Learn, Imagine, Build
Geoff Messier's Projects & Ideas

Baseball Data

It’s nice to have a dataset to practice machine learning techniques and the baseball community provides a huge amount of data on major league baseball (MLB) games. In particular, a group of very committed volunteers maintains the Retrosheet project where the outcome of every at-bat in every MLB game going back to 1921! In addition to Retrosheet, there is even more data that can be downloaded directly from the MLB servers. In particular, MLB provides access to the pitchf/x system data that contains detailed information on every pitch thrown in the MLB since 2008 (speed, ball rotation, movement, pitch type, etc.).

While the Retrosheet data is more than sufficient for testing whatever machine learning algorithm you’re interested in, a good overview of all the data available for download can be found on the SABR website.

Baseball on a Stick (BBOS)

While it is possible to download the play-by-play event files for games directly from Retrosheet here, you would spend a fair bit of time loading them into a MySQL database. The BBOS program does this work for you and delivers a MySQL database populated with any year of Retrosheet data you’d like. This software downloads both pitchf/x data and retrosheet data.
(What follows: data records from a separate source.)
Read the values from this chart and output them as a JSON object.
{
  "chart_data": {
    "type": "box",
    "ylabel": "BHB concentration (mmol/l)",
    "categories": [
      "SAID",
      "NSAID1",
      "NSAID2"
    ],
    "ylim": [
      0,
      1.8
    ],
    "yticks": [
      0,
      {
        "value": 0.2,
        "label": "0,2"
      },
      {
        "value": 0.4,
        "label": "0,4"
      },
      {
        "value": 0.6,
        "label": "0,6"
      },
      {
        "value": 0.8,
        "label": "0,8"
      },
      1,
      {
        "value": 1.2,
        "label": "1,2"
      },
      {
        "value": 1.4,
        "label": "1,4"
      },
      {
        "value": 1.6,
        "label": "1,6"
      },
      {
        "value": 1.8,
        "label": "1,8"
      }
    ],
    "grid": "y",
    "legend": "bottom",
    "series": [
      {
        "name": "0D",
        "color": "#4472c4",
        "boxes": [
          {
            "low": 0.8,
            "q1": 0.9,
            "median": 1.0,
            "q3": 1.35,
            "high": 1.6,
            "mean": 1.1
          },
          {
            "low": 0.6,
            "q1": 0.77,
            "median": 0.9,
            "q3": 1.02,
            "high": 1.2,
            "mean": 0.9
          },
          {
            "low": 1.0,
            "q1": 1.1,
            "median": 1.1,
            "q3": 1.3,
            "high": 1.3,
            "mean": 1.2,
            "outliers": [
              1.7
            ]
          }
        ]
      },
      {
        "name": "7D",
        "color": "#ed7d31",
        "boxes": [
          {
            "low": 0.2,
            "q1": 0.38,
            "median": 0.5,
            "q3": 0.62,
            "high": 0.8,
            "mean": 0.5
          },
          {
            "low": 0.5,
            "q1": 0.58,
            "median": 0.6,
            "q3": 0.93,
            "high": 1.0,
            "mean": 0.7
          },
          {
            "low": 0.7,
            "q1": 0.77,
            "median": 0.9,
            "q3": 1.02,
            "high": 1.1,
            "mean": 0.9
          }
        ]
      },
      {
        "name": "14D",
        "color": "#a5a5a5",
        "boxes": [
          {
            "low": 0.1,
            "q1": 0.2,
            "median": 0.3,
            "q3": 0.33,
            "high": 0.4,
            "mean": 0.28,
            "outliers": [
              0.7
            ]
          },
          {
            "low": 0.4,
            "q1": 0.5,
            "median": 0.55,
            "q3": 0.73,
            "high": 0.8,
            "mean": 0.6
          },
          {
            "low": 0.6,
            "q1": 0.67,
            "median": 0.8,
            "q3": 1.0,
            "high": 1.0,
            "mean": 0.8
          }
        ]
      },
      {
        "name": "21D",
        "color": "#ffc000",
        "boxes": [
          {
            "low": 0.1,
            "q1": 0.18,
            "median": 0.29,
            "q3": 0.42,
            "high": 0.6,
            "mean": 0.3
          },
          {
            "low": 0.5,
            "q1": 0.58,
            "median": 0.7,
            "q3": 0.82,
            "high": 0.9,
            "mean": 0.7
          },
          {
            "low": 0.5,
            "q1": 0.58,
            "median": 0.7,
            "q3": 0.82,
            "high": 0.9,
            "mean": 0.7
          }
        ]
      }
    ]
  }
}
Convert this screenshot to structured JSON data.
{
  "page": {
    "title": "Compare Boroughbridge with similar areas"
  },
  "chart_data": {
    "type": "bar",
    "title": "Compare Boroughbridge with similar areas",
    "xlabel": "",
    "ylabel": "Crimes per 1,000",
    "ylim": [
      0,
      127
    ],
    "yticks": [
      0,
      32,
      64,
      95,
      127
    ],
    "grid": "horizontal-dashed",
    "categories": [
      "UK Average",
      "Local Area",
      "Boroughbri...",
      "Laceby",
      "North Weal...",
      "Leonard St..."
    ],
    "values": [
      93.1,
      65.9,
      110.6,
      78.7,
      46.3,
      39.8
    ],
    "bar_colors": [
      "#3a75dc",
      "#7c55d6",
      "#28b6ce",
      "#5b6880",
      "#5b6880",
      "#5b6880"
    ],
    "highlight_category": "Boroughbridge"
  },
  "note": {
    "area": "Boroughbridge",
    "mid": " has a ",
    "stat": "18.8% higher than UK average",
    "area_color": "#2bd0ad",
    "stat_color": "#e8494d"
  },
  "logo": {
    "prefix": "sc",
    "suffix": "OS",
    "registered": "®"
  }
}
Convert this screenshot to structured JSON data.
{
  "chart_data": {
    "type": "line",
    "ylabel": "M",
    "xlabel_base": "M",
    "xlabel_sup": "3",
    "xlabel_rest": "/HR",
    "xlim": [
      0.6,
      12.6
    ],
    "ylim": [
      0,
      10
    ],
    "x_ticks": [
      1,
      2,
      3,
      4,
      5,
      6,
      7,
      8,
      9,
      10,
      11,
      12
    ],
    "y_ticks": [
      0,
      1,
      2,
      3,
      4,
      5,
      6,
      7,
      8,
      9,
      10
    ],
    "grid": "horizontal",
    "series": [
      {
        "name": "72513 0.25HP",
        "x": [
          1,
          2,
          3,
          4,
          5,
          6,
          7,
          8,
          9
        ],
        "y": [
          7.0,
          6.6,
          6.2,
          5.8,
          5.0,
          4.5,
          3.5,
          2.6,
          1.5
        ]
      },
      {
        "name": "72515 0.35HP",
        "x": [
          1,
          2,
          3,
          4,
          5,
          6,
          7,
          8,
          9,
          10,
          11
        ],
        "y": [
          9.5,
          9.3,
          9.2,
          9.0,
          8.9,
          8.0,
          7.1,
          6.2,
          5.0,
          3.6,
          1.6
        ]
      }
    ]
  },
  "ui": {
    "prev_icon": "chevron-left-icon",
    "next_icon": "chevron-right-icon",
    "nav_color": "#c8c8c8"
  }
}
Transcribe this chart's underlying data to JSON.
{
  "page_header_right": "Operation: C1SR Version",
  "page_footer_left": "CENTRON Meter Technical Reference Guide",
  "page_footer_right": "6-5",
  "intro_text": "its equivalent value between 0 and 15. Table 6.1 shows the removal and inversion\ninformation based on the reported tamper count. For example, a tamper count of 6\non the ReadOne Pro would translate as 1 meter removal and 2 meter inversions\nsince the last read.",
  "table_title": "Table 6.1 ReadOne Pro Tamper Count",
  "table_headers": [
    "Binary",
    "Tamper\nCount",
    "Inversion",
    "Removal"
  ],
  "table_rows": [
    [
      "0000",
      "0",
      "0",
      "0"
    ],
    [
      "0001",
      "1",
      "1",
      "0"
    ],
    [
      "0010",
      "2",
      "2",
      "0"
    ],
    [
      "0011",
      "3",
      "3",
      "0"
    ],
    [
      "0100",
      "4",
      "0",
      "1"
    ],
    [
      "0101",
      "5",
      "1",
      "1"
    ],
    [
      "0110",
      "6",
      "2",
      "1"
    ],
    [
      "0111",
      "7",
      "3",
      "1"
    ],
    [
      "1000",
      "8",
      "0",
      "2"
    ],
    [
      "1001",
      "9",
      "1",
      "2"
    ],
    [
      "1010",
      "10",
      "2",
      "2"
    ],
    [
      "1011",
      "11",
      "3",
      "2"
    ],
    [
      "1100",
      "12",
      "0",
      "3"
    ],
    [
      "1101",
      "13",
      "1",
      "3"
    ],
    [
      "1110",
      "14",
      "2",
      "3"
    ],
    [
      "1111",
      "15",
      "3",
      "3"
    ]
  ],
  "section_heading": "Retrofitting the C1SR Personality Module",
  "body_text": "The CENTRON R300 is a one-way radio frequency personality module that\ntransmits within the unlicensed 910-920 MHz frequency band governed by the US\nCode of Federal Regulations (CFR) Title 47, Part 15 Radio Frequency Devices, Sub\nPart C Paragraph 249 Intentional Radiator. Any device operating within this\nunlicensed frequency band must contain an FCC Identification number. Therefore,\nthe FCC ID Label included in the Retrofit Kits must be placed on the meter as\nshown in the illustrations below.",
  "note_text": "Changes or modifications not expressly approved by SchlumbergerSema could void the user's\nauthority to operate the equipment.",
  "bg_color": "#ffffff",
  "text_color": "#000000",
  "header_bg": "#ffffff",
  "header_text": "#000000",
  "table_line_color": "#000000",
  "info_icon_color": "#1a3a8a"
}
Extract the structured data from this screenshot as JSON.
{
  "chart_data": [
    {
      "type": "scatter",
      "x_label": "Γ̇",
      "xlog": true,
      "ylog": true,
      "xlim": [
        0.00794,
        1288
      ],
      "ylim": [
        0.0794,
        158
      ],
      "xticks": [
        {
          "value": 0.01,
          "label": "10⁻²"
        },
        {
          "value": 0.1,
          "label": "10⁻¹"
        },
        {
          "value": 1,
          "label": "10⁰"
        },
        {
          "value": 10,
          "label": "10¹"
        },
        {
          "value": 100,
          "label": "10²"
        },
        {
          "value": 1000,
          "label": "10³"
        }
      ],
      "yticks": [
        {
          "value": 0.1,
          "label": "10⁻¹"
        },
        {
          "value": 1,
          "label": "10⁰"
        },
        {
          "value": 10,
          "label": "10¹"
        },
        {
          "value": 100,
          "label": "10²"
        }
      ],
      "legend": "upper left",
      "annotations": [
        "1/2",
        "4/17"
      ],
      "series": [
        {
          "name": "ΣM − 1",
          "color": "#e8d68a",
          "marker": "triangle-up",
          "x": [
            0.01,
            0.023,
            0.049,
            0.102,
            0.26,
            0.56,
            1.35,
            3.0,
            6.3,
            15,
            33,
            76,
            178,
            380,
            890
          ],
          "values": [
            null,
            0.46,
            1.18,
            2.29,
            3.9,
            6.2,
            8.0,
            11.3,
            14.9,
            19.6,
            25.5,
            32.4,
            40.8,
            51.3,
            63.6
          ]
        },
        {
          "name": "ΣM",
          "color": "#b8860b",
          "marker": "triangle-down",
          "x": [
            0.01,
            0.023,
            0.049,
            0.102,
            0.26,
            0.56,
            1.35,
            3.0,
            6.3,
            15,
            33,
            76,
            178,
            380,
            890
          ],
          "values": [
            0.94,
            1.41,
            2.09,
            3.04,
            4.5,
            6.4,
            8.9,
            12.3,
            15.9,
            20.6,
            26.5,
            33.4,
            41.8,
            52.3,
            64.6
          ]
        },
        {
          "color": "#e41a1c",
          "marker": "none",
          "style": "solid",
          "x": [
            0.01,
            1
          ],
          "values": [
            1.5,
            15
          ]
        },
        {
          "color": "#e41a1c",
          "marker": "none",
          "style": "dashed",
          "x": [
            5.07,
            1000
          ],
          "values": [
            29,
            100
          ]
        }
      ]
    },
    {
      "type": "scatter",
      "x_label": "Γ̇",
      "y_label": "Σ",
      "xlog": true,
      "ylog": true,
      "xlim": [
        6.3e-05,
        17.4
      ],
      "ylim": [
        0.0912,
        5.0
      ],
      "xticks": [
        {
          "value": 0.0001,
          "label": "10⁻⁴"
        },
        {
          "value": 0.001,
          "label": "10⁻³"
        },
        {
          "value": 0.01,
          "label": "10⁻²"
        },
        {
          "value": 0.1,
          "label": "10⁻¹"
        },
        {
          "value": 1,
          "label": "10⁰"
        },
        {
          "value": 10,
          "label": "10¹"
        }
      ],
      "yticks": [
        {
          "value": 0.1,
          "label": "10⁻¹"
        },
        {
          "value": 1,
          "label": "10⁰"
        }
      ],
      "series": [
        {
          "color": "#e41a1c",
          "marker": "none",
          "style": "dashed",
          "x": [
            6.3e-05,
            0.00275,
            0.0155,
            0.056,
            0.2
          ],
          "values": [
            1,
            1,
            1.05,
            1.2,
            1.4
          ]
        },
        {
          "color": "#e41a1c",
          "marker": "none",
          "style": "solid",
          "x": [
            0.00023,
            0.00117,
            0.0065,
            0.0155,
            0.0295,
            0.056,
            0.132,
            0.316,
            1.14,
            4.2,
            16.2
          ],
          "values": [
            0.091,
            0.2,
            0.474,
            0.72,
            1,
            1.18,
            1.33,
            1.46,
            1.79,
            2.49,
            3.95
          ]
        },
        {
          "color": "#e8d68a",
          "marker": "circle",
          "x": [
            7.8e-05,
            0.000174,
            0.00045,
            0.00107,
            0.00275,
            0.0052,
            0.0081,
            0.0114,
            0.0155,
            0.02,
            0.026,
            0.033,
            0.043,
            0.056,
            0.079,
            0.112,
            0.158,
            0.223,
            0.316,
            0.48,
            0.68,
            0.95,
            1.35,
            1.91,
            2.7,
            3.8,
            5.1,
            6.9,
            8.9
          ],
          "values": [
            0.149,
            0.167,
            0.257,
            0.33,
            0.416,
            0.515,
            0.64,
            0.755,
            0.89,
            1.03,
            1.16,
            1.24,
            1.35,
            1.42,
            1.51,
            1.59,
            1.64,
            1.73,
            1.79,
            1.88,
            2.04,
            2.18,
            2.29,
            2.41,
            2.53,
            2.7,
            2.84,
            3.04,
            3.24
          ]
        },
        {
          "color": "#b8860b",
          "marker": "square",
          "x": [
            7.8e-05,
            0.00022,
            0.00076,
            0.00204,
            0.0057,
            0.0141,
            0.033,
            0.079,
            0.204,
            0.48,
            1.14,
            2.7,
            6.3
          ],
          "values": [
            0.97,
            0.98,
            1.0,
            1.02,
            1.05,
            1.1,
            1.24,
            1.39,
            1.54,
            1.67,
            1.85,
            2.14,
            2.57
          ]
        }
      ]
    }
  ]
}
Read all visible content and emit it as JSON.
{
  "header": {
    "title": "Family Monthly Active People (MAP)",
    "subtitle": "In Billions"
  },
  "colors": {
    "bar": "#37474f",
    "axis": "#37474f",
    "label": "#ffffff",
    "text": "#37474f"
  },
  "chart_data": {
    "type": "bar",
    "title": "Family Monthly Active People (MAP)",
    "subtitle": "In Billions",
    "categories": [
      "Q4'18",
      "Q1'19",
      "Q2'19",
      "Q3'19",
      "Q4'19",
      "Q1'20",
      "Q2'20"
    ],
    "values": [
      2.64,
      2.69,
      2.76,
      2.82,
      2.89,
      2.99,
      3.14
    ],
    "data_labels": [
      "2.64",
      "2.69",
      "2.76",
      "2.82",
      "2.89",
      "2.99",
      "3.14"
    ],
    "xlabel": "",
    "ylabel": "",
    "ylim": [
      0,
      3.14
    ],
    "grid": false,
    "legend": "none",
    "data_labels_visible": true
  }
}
For Linux/Mac people, this package only works on Windows. My work-around was to run BBOS in a windows virtual machine on my Mac and have it populate a MySQL database running on OSX. Also, there’s a bug in the package that prevents it from working with MySQL 5.7 but the fix is discussed in this post.

Once you’ve populated your Retrosheet database, the table with all the play-by-play data is events. The table that links player ID’s to their names and positions is rosters.

Working with Retrosheet

Let’s assume that we want to start with a supervised learning algorithm. How do we translate the Retrosheet data to the training set $x$ and observation vector $y$? There are many ways to do this but one way is to treat each individual player as a single observation where the size of our training set, $m$, is the number of players in the MLB.

You can then choose what you would like your algorithm to determine. Perhaps you’d like to predict the offensive impact of a player (RBI’s+runs) in a particular week based on the performance of previous weeks.

If so, you will first need to mainipulate the database to get a timeline of the offensive performance and all the possible input features you’d like to consider for your algorithm. Note that you should gather as many features as possible at this stage since you’ll reduce them later in the design process.

At this point, you will be working with a combination of SQL queries and a python program to consolidate the data. The SQL queries will give you a single entry per at-bat in every game and your python program will use this data to populate an offensive timeline for each unique player. At this point, you will be getting much of your information from the event_tx field which corresponds to the retrosheet event field. Using regular expressions is super handy for decyphering these event strings.

Once you have your offensive event timelines, you can decide how to convert them into a training set $x$ and observation vector $y$. One option is to use a time window of a certain number of weeks, average or sum each feature over that window and use that training data to predict the offensive impact of a player in the following week. This is useful for fantasy baseball leagues that allow you to change your roster once per week.